THE POLITICS OF family are not confined to the public domain. Family politics are beyond left and right, they are intimate and essential. It is the politics of family – the internal dynamic of creating, managing, adjusting, compensating, supporting, arguing, loving, celebrating and eventually burying – that give families their real texture and strength. The memoirs in this issue celebrate these connections, point to the tensions and contradictions and explore the resilience of the family as the place where we learn who we are and what we stand for. Creed O’Hanlon writes about being the son of a famous author, Peter Meredith describes his father’s slow death and David Whish-Wilson travels the world before he can begin to understand his father. Oren Seidler learns to lie for her father, Marion Halligan and Joanna Mendelssohn reflect on the importance of funerals, Katherine Wilson longs for her great-grandmother’s voice and Sylvia Lawson explores the family of friendship.
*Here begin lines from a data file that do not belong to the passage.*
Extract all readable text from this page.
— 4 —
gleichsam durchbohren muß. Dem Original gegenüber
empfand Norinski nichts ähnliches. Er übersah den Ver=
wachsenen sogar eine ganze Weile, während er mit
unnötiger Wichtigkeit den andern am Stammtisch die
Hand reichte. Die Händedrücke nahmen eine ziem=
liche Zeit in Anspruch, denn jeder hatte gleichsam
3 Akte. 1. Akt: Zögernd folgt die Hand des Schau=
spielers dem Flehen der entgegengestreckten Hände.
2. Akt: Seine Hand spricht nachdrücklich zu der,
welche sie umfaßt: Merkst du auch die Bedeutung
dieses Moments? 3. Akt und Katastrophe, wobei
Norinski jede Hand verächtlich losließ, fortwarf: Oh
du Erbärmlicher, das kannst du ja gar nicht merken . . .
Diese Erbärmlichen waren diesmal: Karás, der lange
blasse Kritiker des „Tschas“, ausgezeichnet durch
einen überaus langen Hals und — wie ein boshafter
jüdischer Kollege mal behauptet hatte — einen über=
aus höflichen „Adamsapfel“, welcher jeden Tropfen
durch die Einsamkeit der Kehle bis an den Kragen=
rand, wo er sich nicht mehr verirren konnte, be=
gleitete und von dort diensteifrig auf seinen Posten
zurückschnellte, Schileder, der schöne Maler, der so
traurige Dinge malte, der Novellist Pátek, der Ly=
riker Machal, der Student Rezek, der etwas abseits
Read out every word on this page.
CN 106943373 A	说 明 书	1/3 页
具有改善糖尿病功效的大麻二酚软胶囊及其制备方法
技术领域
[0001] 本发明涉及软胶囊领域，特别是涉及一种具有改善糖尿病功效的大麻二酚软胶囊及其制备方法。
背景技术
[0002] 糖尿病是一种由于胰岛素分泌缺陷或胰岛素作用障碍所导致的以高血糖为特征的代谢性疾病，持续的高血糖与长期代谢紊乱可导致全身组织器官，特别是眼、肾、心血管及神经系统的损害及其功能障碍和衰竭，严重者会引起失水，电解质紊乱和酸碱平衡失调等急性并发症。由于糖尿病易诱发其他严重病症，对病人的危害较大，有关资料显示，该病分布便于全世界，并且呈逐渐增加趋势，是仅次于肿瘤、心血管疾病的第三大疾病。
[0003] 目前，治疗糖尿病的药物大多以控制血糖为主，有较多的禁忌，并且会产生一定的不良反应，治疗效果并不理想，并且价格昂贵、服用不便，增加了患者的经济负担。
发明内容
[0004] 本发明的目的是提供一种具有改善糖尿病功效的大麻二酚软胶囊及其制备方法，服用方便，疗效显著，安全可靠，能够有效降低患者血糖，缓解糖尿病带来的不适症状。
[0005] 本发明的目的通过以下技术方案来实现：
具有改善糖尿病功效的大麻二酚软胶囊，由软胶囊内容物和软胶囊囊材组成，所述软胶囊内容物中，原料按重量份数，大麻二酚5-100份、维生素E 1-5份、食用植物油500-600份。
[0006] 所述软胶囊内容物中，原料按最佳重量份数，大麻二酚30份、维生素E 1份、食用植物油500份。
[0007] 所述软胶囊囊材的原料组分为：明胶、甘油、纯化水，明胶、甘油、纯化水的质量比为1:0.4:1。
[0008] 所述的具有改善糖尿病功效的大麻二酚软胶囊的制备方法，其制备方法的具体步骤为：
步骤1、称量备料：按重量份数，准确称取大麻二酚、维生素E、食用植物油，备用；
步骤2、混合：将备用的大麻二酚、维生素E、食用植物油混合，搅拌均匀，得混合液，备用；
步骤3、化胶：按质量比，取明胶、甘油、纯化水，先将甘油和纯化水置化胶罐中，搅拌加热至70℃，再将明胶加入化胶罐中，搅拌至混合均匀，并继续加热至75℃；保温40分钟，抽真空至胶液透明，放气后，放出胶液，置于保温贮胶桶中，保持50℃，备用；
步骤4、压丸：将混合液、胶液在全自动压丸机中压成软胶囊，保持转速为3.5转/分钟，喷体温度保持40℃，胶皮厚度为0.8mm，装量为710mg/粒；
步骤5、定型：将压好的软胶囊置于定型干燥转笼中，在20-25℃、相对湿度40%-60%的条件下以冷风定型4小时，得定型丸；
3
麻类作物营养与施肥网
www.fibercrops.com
In many ways, the enduring value of a strong family and the foundation it provides is encapsulated in the life of Donald Horne, one of this country’s most significant public intellectuals, who died in September after a long illness. Last year we were delighted to publish Donald’s insightful essay into his ill-health and ageing. It is with some sadness we now celebrate his life with Stephen Garton’s recollections of the private life of a very public man. This demonstrates the value of an integrated life, and captures the spirit of this issue, which is dedicated to Donald Horne.